Maria was frozen into place while she watched Bright turn around and walk out of the office. "And answer your emails."

Maria stared at the closed door for two full minutes, then groped around the desk, feeling for her glass. Without looking, she grabbed it and threw the rest of the drink back in one swallow. She collapsed into her chair, soundless tears streaming down her face.

FROM: O5-2



— II

Several of the names on the list were well-known Foundation agents, the best of the best. Their reputation preceded them when they walked into rooms. Technically, all the names of the list were. But the last four…

The phone rang, the loud noise startling the hell out of Maria initially, followed by a slight chill when Maria realized that her hatred of telephone conversations was well-known among everyone who would have the potential to have her office phone number, and that she had only received two phone calls in her tenure as the Director of the organization, and they had both come from the same person. This was certainly no different. She picked up the receiver.

"Good evening, ma'am," she said.

"You know, I hate that when other people do that," the voice on the other end replied.

"Do what, ma'am?"

"Guess ahead of time who's calling them on the phone. Don't worry. It's charming when you do it." The voice paused. "Are you sober enough to listen?"

Maria swallowed. "Yes, ma'am."

"The email you've been reading intermittently for the last nine hours? That you've deleted four times?"

"Yes, ma'am." Maria wasn't surprised that The Archivist had this information available to her.

"Do it."

Maria sucked in air through her teeth, preparing to reply, before the voice cut her off again.


"Yes, ma'am?"

"What do they informally call me?"

"They call you 'The Archivist', ma'am."

"What is my formal title?"

"O5-10, ma'am."

"And what was my last formal title? That you are aware of."

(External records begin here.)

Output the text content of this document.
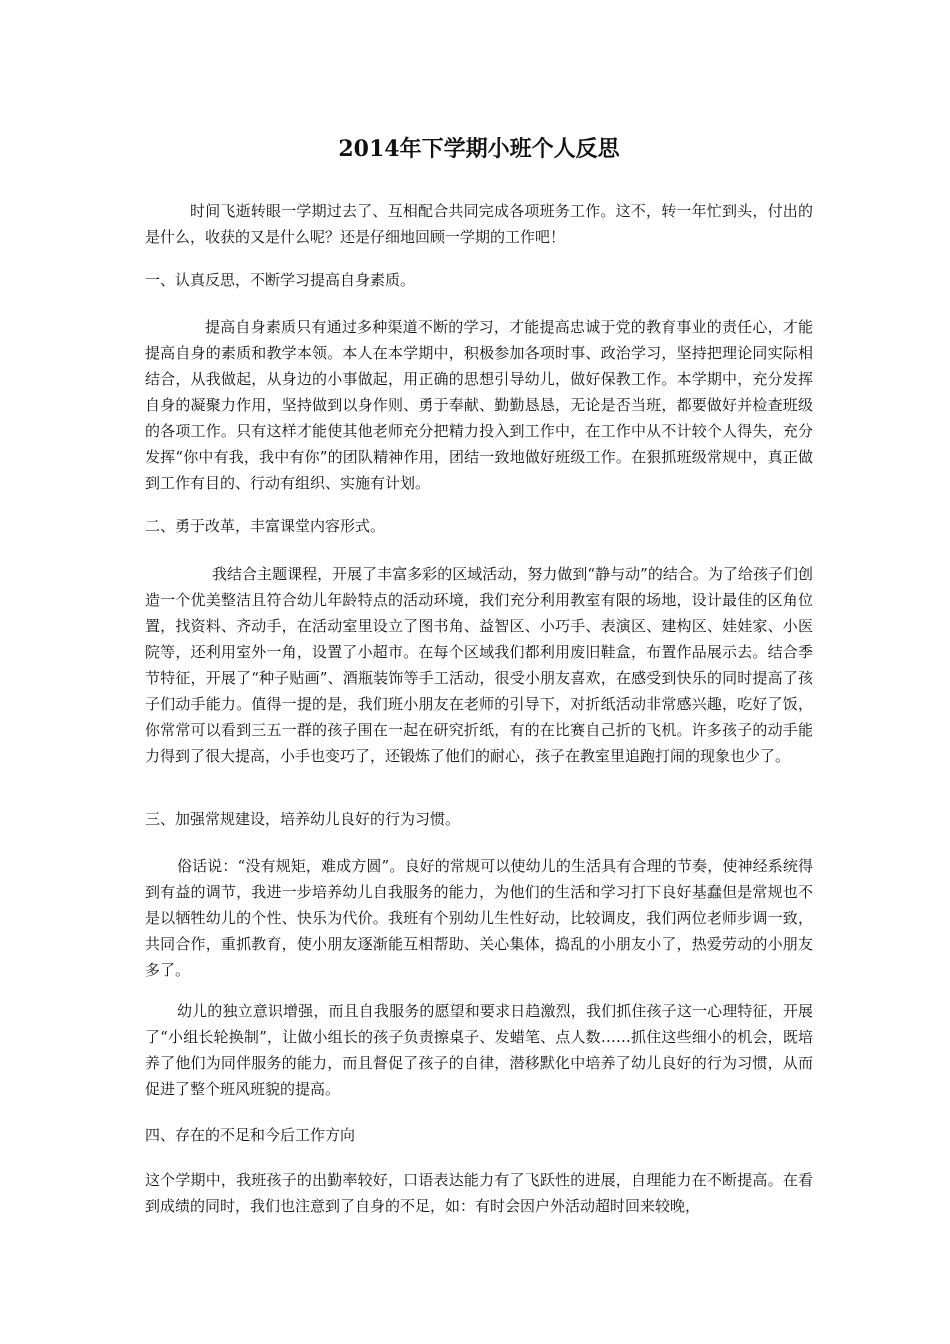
2014年下学期小班个人反思

时间飞逝转眼一学期过去了、互相配合共同完成各项班务工作。这不，转一年忙到头，付出的是什么，收获的又是什么呢？还是仔细地回顾一学期的工作吧！

一、认真反思，不断学习提高自身素质。

提高自身素质只有通过多种渠道不断的学习，才能提高忠诚于党的教育事业的责任心，才能提高自身的素质和教学本领。本人在本学期中，积极参加各项时事、政治学习，坚持把理论同实际相结合，从我做起，从身边的小事做起，用正确的思想引导幼儿，做好保教工作。本学期中，充分发挥自身的凝聚力作用，坚持做到以身作则、勇于奉献、勤勤恳恳，无论是否当班，都要做好并检查班级的各项工作。只有这样才能使其他老师充分把精力投入到工作中，在工作中从不计较个人得失，充分发挥“你中有我，我中有你”的团队精神作用，团结一致地做好班级工作。在狠抓班级常规中，真正做到工作有目的、行动有组织、实施有计划。

二、勇于改革，丰富课堂内容形式。

我结合主题课程，开展了丰富多彩的区域活动，努力做到“静与动”的结合。为了给孩子们创造一个优美整洁且符合幼儿年龄特点的活动环境，我们充分利用教室有限的场地，设计最佳的区角位置，找资料、齐动手，在活动室里设立了图书角、益智区、小巧手、表演区、建构区、娃娃家、小医院等，还利用室外一角，设置了小超市。在每个区域我们都利用废旧鞋盒，布置作品展示去。结合季节特征，开展了“种子贴画”、酒瓶装饰等手工活动，很受小朋友喜欢，在感受到快乐的同时提高了孩子们动手能力。值得一提的是，我们班小朋友在老师的引导下，对折纸活动非常感兴趣，吃好了饭，你常常可以看到三五一群的孩子围在一起在研究折纸，有的在比赛自己折的飞机。许多孩子的动手能力得到了很大提高，小手也变巧了，还锻炼了他们的耐心，孩子在教室里追跑打闹的现象也少了。

三、加强常规建设，培养幼儿良好的行为习惯。

俗话说：“没有规矩，难成方圆”。良好的常规可以使幼儿的生活具有合理的节奏，使神经系统得到有益的调节，我进一步培养幼儿自我服务的能力，为他们的生活和学习打下良好基蠢但是常规也不是以牺牲幼儿的个性、快乐为代价。我班有个别幼儿生性好动，比较调皮，我们两位老师步调一致，共同合作，重抓教育，使小朋友逐渐能互相帮助、关心集体，捣乱的小朋友小了，热爱劳动的小朋友多了。

幼儿的独立意识增强，而且自我服务的愿望和要求日趋激烈，我们抓住孩子这一心理特征，开展了“小组长轮换制”，让做小组长的孩子负责擦桌子、发蜡笔、点人数……抓住这些细小的机会，既培养了他们为同伴服务的能力，而且督促了孩子的自律，潜移默化中培养了幼儿良好的行为习惯，从而促进了整个班风班貌的提高。

四、存在的不足和今后工作方向

这个学期中，我班孩子的出勤率较好，口语表达能力有了飞跃性的进展，自理能力在不断提高。在看到成绩的同时，我们也注意到了自身的不足，如：有时会因户外活动超时回来较晚，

"Director of RAISA, ma'am."

"You wouldn't have received that email if there was any other one that could have been sent. Do you understand, Maria?"

Maria watched the room around her darken just a bit, her irises closing. "Yes, ma'am."

"Do it."

"Yes, ma'am."

"That new assistant. Take her with you. I think she has potential that the others didn't."

"Take her where, ma'am?"

"You know full well that you're going to reactivate those last four yourself. Take Alexandra with you."

Maria sighed. "Yes, ma'am."

"One more thing."

The voice let the silence stretch out until Maria asked, "Yes?"

"Don't buy another bottle of Barton's. He's dead and you're not. It's time to let go."

Maria sighed, said nothing for a time. She knew the person on the other end was still there. "Yes, ma'am."

"Thank you." The line went dead.

Maria looked at the email for another five minutes, cursed, and began gathering the data.